Als al gezegd betekent de planologische bestemming evenmin dat derden – zoals in dit geval [verweerder] – er publiek- of privaatrechtelijk aanspraak op hebben gebruik van het goed te mogen maken overeenkomstig die bestemming, zoals een publiekrechtelijke vergunning om op een bepaalde plaats een bepaalde activiteit te verrichten die toestemming in elk geval publiekrechtelijk wél is.
Dat het bestemmingsplan inhoudt dat ter plaatse een woonschip mag worden afgemeerd, houdt dus nog geen toestemming voor dat afmeren in.
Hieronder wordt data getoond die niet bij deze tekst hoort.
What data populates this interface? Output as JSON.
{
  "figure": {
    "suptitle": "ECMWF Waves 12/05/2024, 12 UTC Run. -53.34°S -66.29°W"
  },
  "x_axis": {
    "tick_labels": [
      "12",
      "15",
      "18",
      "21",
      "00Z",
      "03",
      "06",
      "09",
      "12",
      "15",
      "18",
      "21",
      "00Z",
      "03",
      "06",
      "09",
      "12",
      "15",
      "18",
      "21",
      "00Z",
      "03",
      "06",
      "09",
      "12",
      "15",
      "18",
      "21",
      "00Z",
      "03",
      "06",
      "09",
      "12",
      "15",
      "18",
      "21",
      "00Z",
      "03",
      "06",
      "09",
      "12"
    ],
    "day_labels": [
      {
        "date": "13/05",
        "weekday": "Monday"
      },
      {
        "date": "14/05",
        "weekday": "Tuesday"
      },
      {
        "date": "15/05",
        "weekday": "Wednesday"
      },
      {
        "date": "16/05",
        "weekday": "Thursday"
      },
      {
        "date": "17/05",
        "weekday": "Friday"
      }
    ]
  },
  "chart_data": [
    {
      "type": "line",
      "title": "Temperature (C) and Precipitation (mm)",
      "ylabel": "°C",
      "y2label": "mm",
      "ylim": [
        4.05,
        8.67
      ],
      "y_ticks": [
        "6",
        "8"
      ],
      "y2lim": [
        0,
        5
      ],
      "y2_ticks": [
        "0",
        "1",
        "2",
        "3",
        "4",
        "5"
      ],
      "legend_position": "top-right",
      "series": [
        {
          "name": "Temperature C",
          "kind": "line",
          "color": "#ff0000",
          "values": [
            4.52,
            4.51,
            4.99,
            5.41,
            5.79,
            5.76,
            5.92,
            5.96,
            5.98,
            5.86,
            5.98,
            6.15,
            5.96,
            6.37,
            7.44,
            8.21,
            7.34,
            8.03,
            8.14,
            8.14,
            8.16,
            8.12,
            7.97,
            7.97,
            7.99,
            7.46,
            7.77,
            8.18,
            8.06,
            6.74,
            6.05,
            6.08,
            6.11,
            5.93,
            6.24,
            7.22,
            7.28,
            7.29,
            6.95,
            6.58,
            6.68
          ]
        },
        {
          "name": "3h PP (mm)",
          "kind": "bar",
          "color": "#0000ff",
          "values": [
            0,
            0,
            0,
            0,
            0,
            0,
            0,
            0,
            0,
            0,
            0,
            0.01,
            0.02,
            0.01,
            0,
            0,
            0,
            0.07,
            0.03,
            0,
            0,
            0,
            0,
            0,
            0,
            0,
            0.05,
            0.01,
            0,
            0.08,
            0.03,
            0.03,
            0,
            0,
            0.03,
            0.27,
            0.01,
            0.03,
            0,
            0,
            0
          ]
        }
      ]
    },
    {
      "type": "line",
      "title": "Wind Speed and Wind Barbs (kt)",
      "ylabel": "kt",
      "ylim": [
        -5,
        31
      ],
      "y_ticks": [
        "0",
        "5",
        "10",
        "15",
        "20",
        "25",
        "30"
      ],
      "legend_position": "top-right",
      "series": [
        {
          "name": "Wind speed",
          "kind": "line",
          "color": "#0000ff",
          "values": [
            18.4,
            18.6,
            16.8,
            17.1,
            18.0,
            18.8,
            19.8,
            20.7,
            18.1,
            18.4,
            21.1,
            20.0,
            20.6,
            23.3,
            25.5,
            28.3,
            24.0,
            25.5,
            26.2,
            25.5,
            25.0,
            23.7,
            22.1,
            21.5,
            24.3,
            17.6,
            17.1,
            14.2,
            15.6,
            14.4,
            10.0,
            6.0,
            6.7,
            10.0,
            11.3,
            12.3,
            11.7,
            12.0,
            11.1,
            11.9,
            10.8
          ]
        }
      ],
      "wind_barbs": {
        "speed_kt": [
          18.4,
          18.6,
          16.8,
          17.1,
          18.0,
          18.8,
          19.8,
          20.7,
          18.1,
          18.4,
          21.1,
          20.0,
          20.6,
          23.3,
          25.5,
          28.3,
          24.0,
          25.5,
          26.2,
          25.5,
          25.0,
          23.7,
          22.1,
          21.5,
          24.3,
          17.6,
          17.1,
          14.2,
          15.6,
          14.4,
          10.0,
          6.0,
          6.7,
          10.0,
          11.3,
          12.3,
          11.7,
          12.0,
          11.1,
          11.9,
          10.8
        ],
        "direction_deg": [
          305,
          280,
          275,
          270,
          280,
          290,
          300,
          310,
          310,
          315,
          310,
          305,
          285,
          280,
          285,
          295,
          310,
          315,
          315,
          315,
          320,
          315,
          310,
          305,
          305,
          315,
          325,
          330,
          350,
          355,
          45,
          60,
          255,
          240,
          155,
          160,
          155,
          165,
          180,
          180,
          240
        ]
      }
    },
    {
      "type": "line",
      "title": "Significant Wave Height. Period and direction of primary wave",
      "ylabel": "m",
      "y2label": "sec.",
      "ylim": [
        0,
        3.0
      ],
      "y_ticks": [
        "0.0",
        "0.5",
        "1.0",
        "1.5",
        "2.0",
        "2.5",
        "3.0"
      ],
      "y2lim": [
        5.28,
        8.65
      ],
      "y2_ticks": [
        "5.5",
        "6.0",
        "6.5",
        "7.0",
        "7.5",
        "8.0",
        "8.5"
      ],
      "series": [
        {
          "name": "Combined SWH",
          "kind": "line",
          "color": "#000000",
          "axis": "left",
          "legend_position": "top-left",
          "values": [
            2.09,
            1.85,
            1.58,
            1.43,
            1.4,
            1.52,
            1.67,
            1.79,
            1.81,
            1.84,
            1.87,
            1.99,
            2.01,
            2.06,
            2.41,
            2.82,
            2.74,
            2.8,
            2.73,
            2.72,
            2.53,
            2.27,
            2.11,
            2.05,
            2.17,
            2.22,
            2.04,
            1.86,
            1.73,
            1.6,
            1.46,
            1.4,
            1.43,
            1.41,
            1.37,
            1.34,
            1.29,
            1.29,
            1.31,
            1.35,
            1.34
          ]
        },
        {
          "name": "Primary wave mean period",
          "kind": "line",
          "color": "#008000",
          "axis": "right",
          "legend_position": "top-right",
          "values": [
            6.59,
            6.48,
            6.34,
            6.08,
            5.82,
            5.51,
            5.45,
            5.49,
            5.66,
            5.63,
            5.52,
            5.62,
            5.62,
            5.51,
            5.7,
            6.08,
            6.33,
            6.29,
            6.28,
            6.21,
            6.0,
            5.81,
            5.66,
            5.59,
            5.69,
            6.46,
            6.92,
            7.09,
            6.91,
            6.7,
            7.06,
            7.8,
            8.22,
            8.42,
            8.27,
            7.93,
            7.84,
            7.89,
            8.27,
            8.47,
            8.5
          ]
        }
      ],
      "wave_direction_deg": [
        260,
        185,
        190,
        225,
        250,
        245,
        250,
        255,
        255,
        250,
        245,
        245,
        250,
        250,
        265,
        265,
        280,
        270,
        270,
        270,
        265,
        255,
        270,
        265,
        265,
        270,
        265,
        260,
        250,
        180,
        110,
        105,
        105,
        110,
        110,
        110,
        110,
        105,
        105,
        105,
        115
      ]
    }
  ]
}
Voor het overgangsrecht bij een wijziging van een bestemmingsplan dat meebrengt dat ter plaatse een woonschip mag worden afgemeerd, geldt dit eens te meer. De betekenis van dat recht is immers slechts dat het voorheen toegestane gebruik, dat inmiddels planologisch juist als onwenselijk wordt gezien, moet worden geduld, zolang het nog plaatsvindt. Het streven dient er in dat geval juist op te zijn gericht om dat gebruik te beëindigen. Als daarop geen uitzicht zou bestaan, mag het gebruik niet worden wegbestemd.
3.25
Er is geen grond aan te wijzen waarop het hiervoor in 3.24 vermelde anders zou zijn jegens de betrokken gemeente als deze de eigenaar is van het goed. Ook jegens de gemeente als eigenaar van een goed geeft het bestemmingsplan immers geen aanspraak op gebruik daarvan overeenkomstig de planologische bestemming, ook al ligt het uiteraard voor de hand dat de gemeente normaal gesproken zal streven naar en dus zal meewerken aan de verwerkelijking daarvan. In dit verband kan een vergelijking worden gemaakt met de huisvestigingsvergunning en de legale standplaats waar het over ging in het arrest Heerde/ […] . [34] De Hoge Raad overwoog in dat arrest dat de verkrijging van een huisvestingsvergunning niet jegens de eigenaar een recht geeft om de betrokken woonruimte in gebruik te nemen, ook niet wanneer de gemeente eigenaar is van die woonruimte. De zaak ging over het innemen van een standplaats met een woonwagen op een daartoe bestemd gemeentelijk woonwagencentrum. Het innemen van zo’n standplaats wordt in de Huisvestigingswet aangemerkt als het in gebruik nemen van woonruimte. De Hoge Raad overwoog uiteindelijk dat de gemeente gebruik kan maken “van aan haar eigendomsrecht verbonden bevoegdheden ten aanzien van een woonwagen die zonder privaatrechtelijke of publiekrechtelijke toestemming op een aan de gemeente in eigendom toebehorende, legale standplaats staat”. [35]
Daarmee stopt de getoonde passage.